Why isn’t more sex the fix?

When desire is low, the instinct is often to push for more sex. But that usually backfires, because it skips right over the actual problem.

I’ve said on the podcast that for many people you have to turn off the head to turn on the body. If the head is full of resentment and unshared load, no amount of pressure will flip that switch.

There’s also a deeper trap. When a marriage starts to feel like a parent and a child rather than two partners, desire evaporates—we’re simply not wired to feel desire for someone we’re parenting.

The fix isn’t more frequency. It’s more partnership, more being heard, and less resentment. Then desire tends to return on its own.

If low desire is your struggle, it helps to understand responsive versus spontaneous desire—because for responsive folks, connection genuinely has to come first.

Does emotional connection matter for husbands too?

Absolutely—and it’s easy to miss. There’s a tired meme that women are a complicated cockpit of switches while men have a single on-off button.

As I shared on episode 247, that’s just false. Men are not a hairy version of a woman with more muscles. Male sexuality is every bit as rich and complex, and emotional connection feeds it too.

We talk a lot about creating a safe space for each other emotionally. We need to create a safe space sexually as well—and that job shouldn’t land almost entirely on the husband.

I once worked with a couple where the husband kept trying to drag his wife through every “ride” in a sexual amusement park he’d built in his head. It only took off once they tore it down and built something together that they both actually wanted.

That’s the heart of it: whole people show up whole. When both spouses feel emotionally safe and seen, both of them have far more to bring.

How do you make emotional connection your foreplay?

Start outside the bedroom. Share the mental load in a real, visible way, and let your spouse feel the relief of not carrying it alone.

Pursue each other in everyday moments—the text, the date, the genuine question about their day. Treat connection as the main event, not the appetizer.
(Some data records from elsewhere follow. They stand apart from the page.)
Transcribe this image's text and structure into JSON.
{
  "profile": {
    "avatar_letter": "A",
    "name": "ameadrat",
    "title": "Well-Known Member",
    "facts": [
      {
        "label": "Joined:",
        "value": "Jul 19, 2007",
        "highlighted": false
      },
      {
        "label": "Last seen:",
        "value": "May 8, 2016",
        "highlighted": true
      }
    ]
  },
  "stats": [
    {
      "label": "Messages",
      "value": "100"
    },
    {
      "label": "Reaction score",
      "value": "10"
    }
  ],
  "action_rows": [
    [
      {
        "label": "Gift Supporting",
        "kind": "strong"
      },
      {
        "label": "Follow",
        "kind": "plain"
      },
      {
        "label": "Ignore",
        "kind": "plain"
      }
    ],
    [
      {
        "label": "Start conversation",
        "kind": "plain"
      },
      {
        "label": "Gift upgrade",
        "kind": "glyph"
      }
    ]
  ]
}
Repair resentment as it shows up, so it doesn’t pile into a wall between you. Becoming a safe, secure partner your spouse can be vulnerable with is some of the best foreplay there is.

And when you do reach for each other, a little warm-up helps—our guide on how to get in the mood walks through it. All of this is part of the bigger story of desire in marriage.
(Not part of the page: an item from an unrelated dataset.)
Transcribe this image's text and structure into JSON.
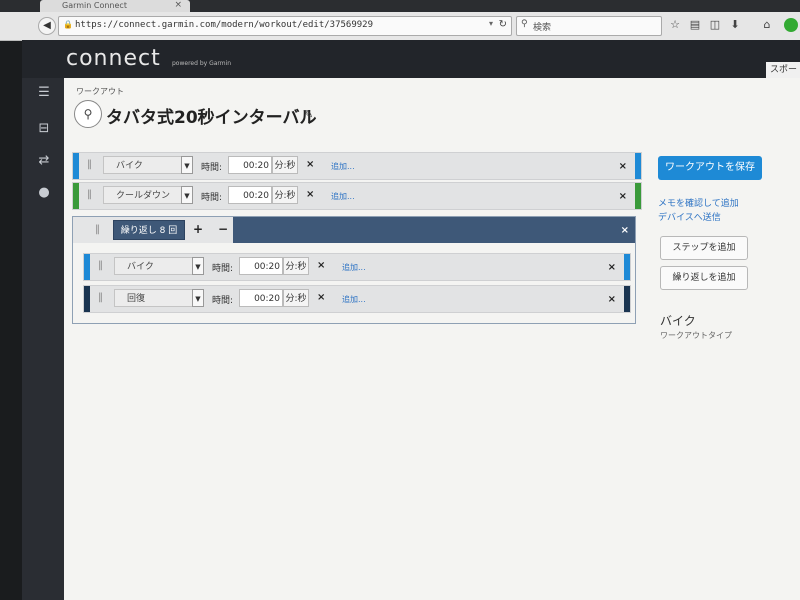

If you’ve drifted toward feeling more like roommates than lovers, this is exactly where the spark starts coming back. You can hear the full conversation in my episode with Dr. Morgan Cutlip.

Want connection that reignites desire?

If you want help turning emotional connection into the kind of foreplay that actually changes your sex life, that’s exactly what we do.

Our Next Level coaching program pairs a step-by-step course with real coaching to help you share the load, reconnect, and bring desire back to life.

Frequently asked questions about emotional connection and foreplay

What does it mean that emotional connection is the real foreplay?

It means the connection you build outside the bedroom—through pursuit, partnership, and feeling truly seen—is what makes desire and good sex possible inside it. As Dr. Morgan Cutlip says, sex is part of the relationship, not separate from it.

Why does the mental load lower a woman’s desire?

Dr. Morgan Cutlip describes three reasons: a full mental load crowds desire out of a busy brain; women often need to feel connected and safe before they can be sexually vulnerable; and feeling dismissed when raising the load breeds resentment and a parent-child dynamic that kills desire.

Does emotional connection matter for men’s desire too?

Yes. Male sexuality is just as rich and complex as female sexuality, and men also need emotional safety and connection. Treating sex as something only the husband should make safe, or ignoring his need for connection, shortchanges both partners.

How do we rebuild desire through emotional connection?

Share the mental load visibly, pursue each other in everyday moments, repair resentment quickly, and make each other feel heard and safe. As connection grows outside the bedroom, desire has room to return inside it.